For the Adam optimizer, we now bring both momentum and RMSprop together. We keep track of the moving average of the gradients $a_t$ and the moving average of the squared gradients $r_t$ and update the parameters as follows:

$$a_{t+1} = \mu_1 \cdot a_t + (1 - \mu_1) \cdot \nabla_\theta \text{Loss}(\theta_t)$$
$$r_{t+1} = \mu_2 \cdot r_t + (1 - \mu_2) \cdot \nabla_\theta \text{Loss}(\theta_t)^2$$
$$\hat{a}_{t+1} = \frac{a_{t+1}}{1 - \mu_1^{t+1}}$$
$$\hat{r}_{t+1} = \frac{r_{t+1}}{1 - \mu_2^{t+1}}$$

$$\theta_{t+1} = \theta_t - \frac{\alpha}{\sqrt{\hat{r}_{t+1} + \epsilon}} \cdot \hat{a}_{t+1}$$

where:
- $\mu_1$ and $\mu_2$ are the **momentum parameters** for the gradients and squared gradients, respectively.
- $a_t$ and $r_t$ represent the **moving averages** of the gradients and squared gradients at iteration $t$.
- $\hat{a}_{t+1}$ and $\hat{r}_{t+1}$ are the **bias-corrected** moving averages.
- $\epsilon$ is a small value added to the denominator to avoid division by zero.


In [None]:
class Adam:
    def __init__(
        self,
        parameters: Tensor,
        learning_rate: float,
        momentum_grad: float,
        momentum_grad_squared: float,
        epsilon: float,
    ):
        self.parameters = parameters  # theta
        self.learning_rate = learning_rate  # alpha
        self.epsilon = epsilon
        # Hide: all
        self.momentum_grad = momentum_grad  # mu_1
        self.momentum_grad_squared = momentum_grad_squared  # mu_2
        self.average_grad = torch.zeros_like(parameters)
        self.average_squared_grad = torch.zeros_like(parameters)
        self.t = 0
        # Hide: none

    @torch.no_grad()
    def step(self):
        # Hide: all
        self.t += 1
        self.average_grad = (
            self.momentum_grad * self.average_grad + (1 - self.momentum_grad) * self.parameters.grad
        )
        self.average_squared_grad = (
            self.momentum_grad_squared * self.average_squared_grad
            + (1 - self.momentum_grad_squared) * self.parameters.grad**2
        )
        average_grad_hat = self.average_grad / (1 - self.momentum_grad**self.t)
        average_squared_grad_hat = self.average_squared_grad / (
            1 - self.momentum_grad_squared**self.t
        )
        self.parameters -= (
            self.learning_rate
            * average_grad_hat
            / (torch.sqrt(average_squared_grad_hat + self.epsilon))
        )
        # Hide: none

    def zero_grad(self):
        self.parameters.grad = None


test_Adam(Adam)

In [None]:
parameters = torch.tensor([-1.0, 2.0], requires_grad=True)

N_steps = 100
learning_rate = 0.9
mu1 = 0.9
mu2 = 0.999
epsilon = 1e-8
if Adam is torch.optim.Adam:
    # If you skiped the exercise, the built-in optimizer needs a list of parameters, not a single tensor
    optimizer = Adam([parameters], learning_rate, (mu1, mu2), epsilon)
else:
    optimizer = Adam(parameters, learning_rate, mu1, mu2, epsilon)

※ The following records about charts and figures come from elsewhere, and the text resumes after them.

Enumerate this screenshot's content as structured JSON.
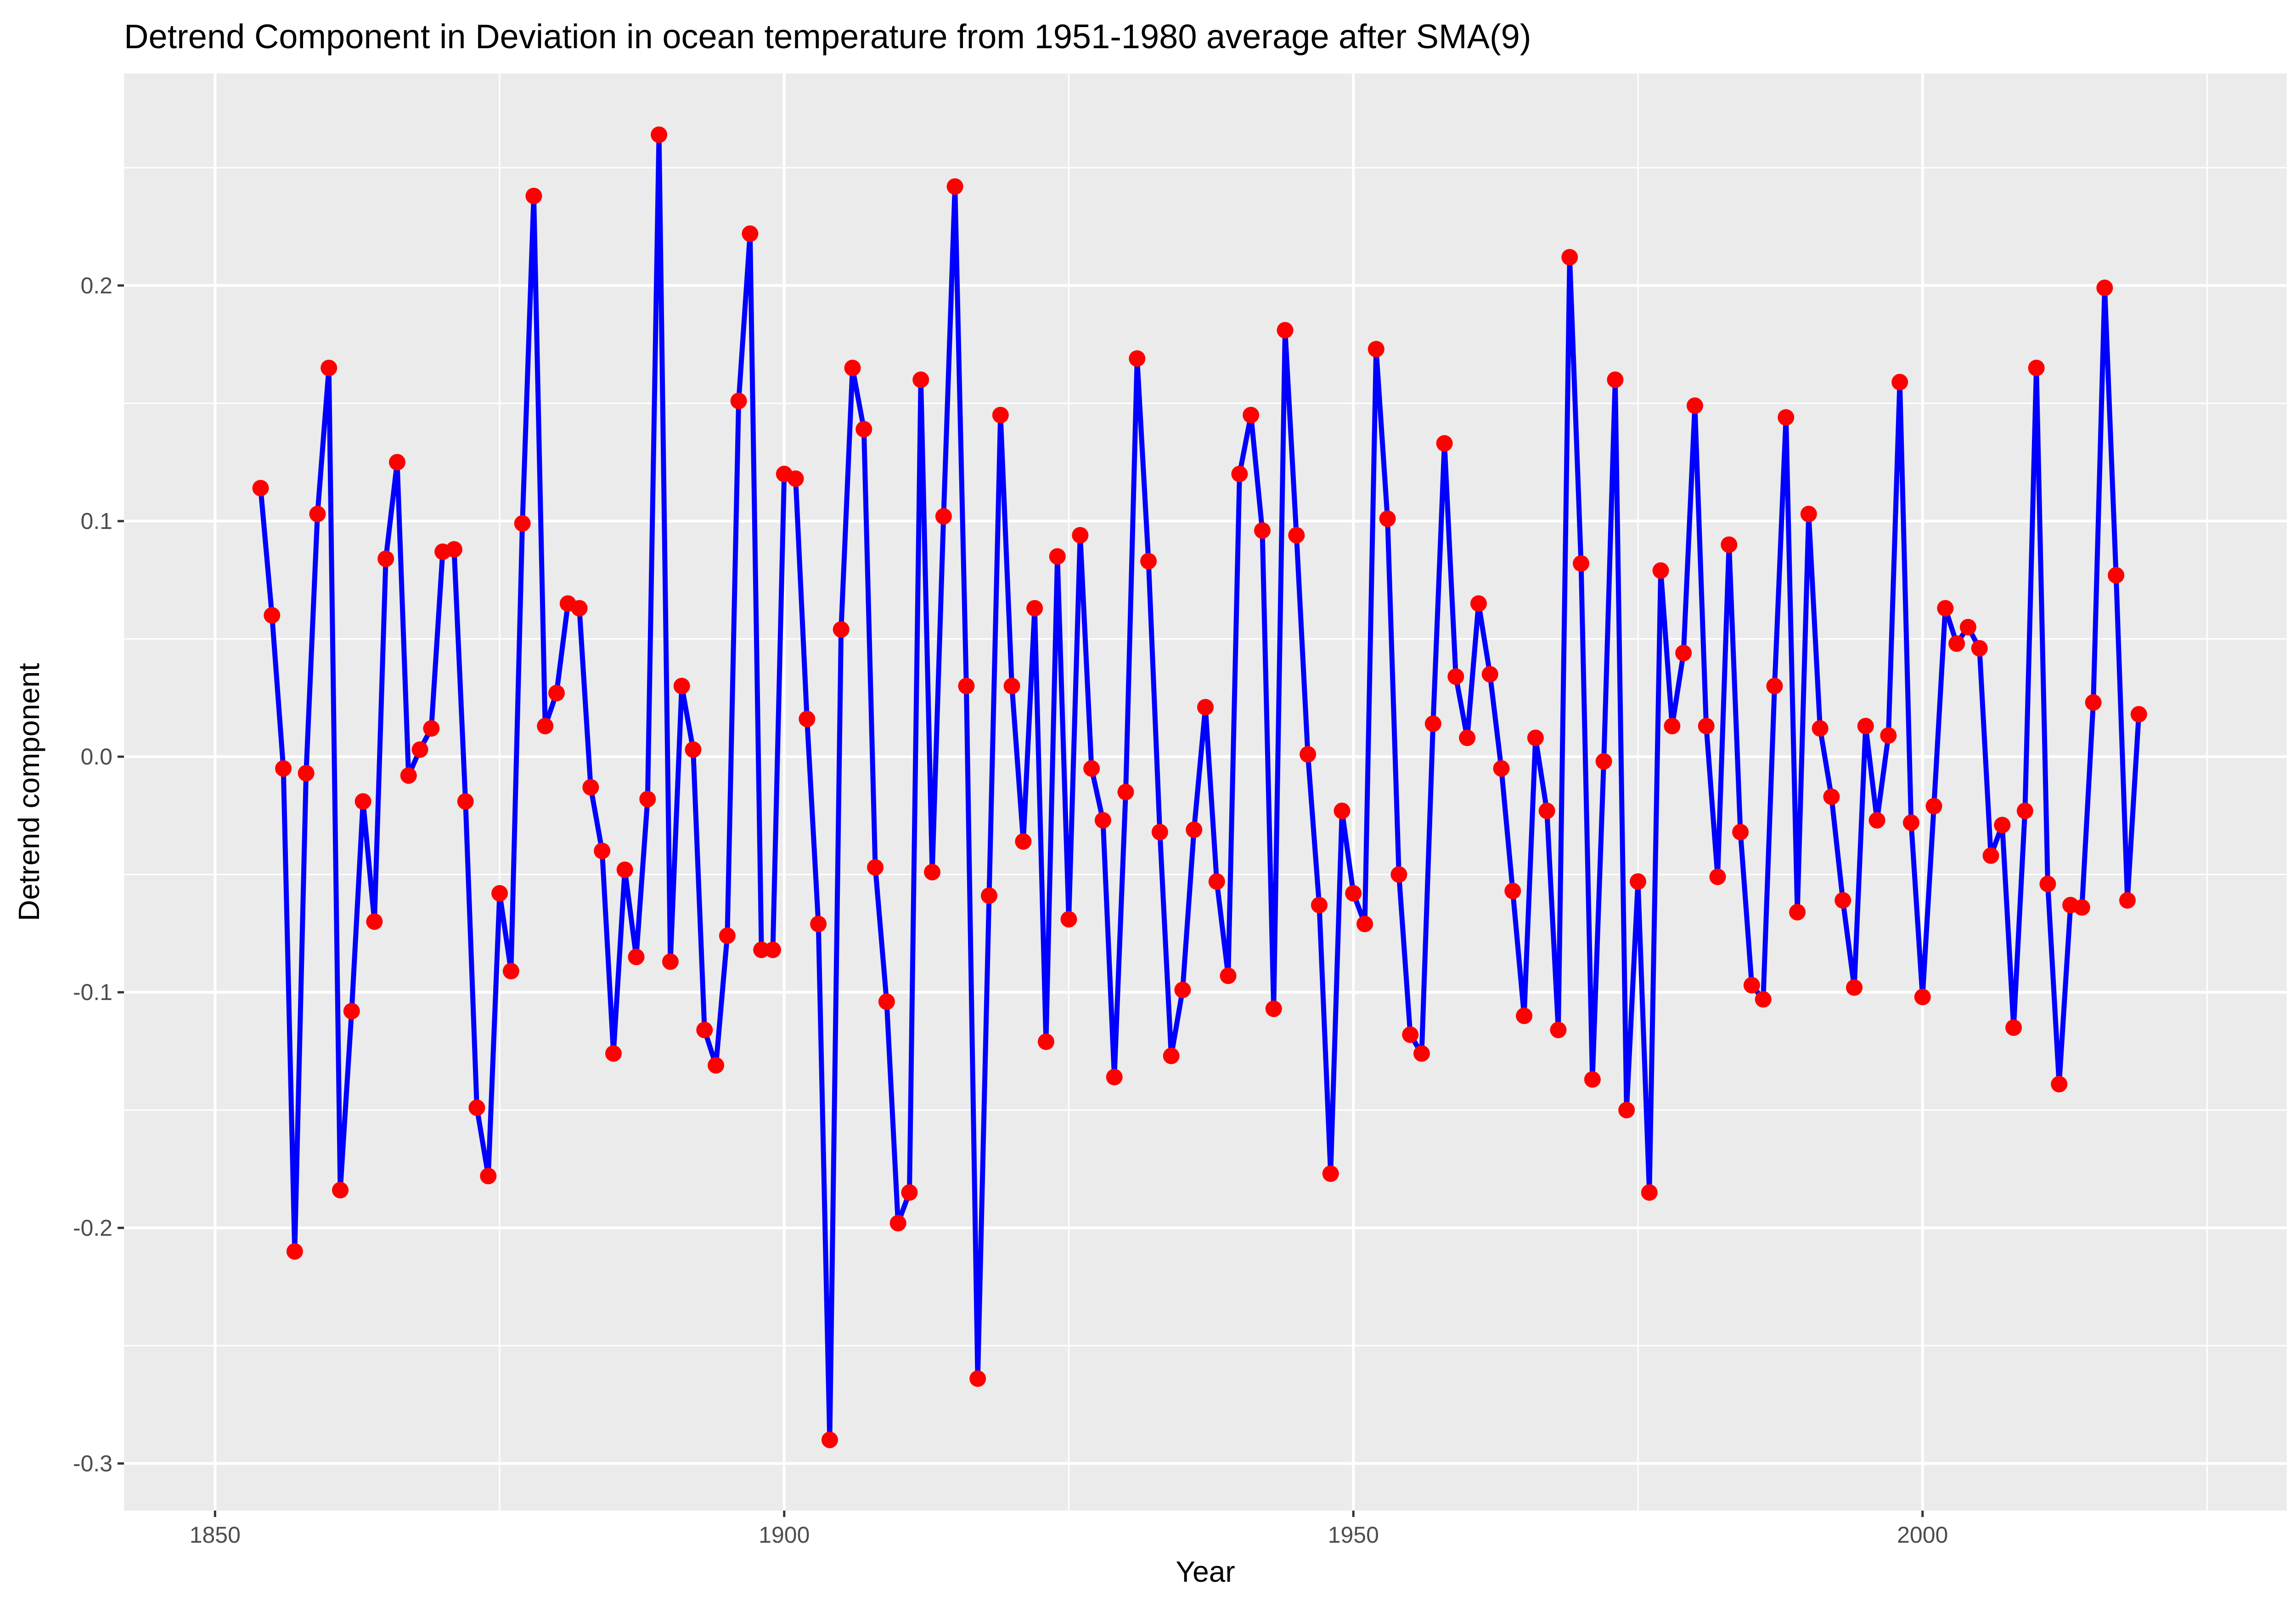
{
  "chart_data": {
    "type": "line",
    "title": "Detrend Component in Deviation in ocean temperature from 1951-1980 average after SMA(9)",
    "xlabel": "Year",
    "ylabel": "Detrend component",
    "xlim": [
      1842,
      2032
    ],
    "ylim": [
      -0.32,
      0.29
    ],
    "x_ticks": [
      1850,
      1900,
      1950,
      2000
    ],
    "x_tick_labels": [
      "1850",
      "1900",
      "1950",
      "2000"
    ],
    "y_ticks": [
      -0.3,
      -0.2,
      -0.1,
      0.0,
      0.1,
      0.2
    ],
    "y_tick_labels": [
      "-0.3",
      "-0.2",
      "-0.1",
      "0.0",
      "0.1",
      "0.2"
    ],
    "grid": true,
    "legend": "none",
    "colors": {
      "line": "#0000ff",
      "point": "#ff0000",
      "panel": "#ebebeb",
      "grid": "#ffffff"
    },
    "series": [
      {
        "x": [
          1854,
          1855,
          1856,
          1857,
          1858,
          1859,
          1860,
          1861,
          1862,
          1863,
          1864,
          1865,
          1866,
          1867,
          1868,
          1869,
          1870,
          1871,
          1872,
          1873,
          1874,
          1875,
          1876,
          1877,
          1878,
          1879,
          1880,
          1881,
          1882,
          1883,
          1884,
          1885,
          1886,
          1887,
          1888,
          1889,
          1890,
          1891,
          1892,
          1893,
          1894,
          1895,
          1896,
          1897,
          1898,
          1899,
          1900,
          1901,
          1902,
          1903,
          1904,
          1905,
          1906,
          1907,
          1908,
          1909,
          1910,
          1911,
          1912,
          1913,
          1914,
          1915,
          1916,
          1917,
          1918,
          1919,
          1920,
          1921,
          1922,
          1923,
          1924,
          1925,
          1926,
          1927,
          1928,
          1929,
          1930,
          1931,
          1932,
          1933,
          1934,
          1935,
          1936,
          1937,
          1938,
          1939,
          1940,
          1941,
          1942,
          1943,
          1944,
          1945,
          1946,
          1947,
          1948,
          1949,
          1950,
          1951,
          1952,
          1953,
          1954,
          1955,
          1956,
          1957,
          1958,
          1959,
          1960,
          1961,
          1962,
          1963,
          1964,
          1965,
          1966,
          1967,
          1968,
          1969,
          1970,
          1971,
          1972,
          1973,
          1974,
          1975,
          1976,
          1977,
          1978,
          1979,
          1980,
          1981,
          1982,
          1983,
          1984,
          1985,
          1986,
          1987,
          1988,
          1989,
          1990,
          1991,
          1992,
          1993,
          1994,
          1995,
          1996,
          1997,
          1998,
          1999,
          2000,
          2001,
          2002,
          2003,
          2004,
          2005,
          2006,
          2007,
          2008,
          2009,
          2010,
          2011,
          2012,
          2013,
          2014,
          2015,
          2016,
          2017,
          2018,
          2019
        ],
        "y": [
          0.114,
          0.06,
          -0.005,
          -0.21,
          -0.007,
          0.103,
          0.165,
          -0.184,
          -0.108,
          -0.019,
          -0.07,
          0.084,
          0.125,
          -0.008,
          0.003,
          0.012,
          0.087,
          0.088,
          -0.019,
          -0.149,
          -0.178,
          -0.058,
          -0.091,
          0.099,
          0.238,
          0.013,
          0.027,
          0.065,
          0.063,
          -0.013,
          -0.04,
          -0.126,
          -0.048,
          -0.085,
          -0.018,
          0.264,
          -0.087,
          0.03,
          0.003,
          -0.116,
          -0.131,
          -0.076,
          0.151,
          0.222,
          -0.082,
          -0.082,
          0.12,
          0.118,
          0.016,
          -0.071,
          -0.29,
          0.054,
          0.165,
          0.139,
          -0.047,
          -0.104,
          -0.198,
          -0.185,
          0.16,
          -0.049,
          0.102,
          0.242,
          0.03,
          -0.264,
          -0.059,
          0.145,
          0.03,
          -0.036,
          0.063,
          -0.121,
          0.085,
          -0.069,
          0.094,
          -0.005,
          -0.027,
          -0.136,
          -0.015,
          0.169,
          0.083,
          -0.032,
          -0.127,
          -0.099,
          -0.031,
          0.021,
          -0.053,
          -0.093,
          0.12,
          0.145,
          0.096,
          -0.107,
          0.181,
          0.094,
          0.001,
          -0.063,
          -0.177,
          -0.023,
          -0.058,
          -0.071,
          0.173,
          0.101,
          -0.05,
          -0.118,
          -0.126,
          0.014,
          0.133,
          0.034,
          0.008,
          0.065,
          0.035,
          -0.005,
          -0.057,
          -0.11,
          0.008,
          -0.023,
          -0.116,
          0.212,
          0.082,
          -0.137,
          -0.002,
          0.16,
          -0.15,
          -0.053,
          -0.185,
          0.079,
          0.013,
          0.044,
          0.149,
          0.013,
          -0.051,
          0.09,
          -0.032,
          -0.097,
          -0.103,
          0.03,
          0.144,
          -0.066,
          0.103,
          0.012,
          -0.017,
          -0.061,
          -0.098,
          0.013,
          -0.027,
          0.009,
          0.159,
          -0.028,
          -0.102,
          -0.021,
          0.063,
          0.048,
          0.055,
          0.046,
          -0.042,
          -0.029,
          -0.115,
          -0.023,
          0.165,
          -0.054,
          -0.139,
          -0.063,
          -0.064,
          0.023,
          0.199,
          0.077,
          -0.061,
          0.018
        ]
      }
    ]
  }
}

trajectories["Adam"] = optimize_function(rosenbrocks_banana, parameters, optimizer, N_steps)
plot_rosenbrock(trajectories);

### Exercise - Play around with the hyperparameters

Play around with learning rates, the betas, and epsilon.

Challenge until time is up: get within a 1e-2 range of the minimum of the banana function in as few steps as possible.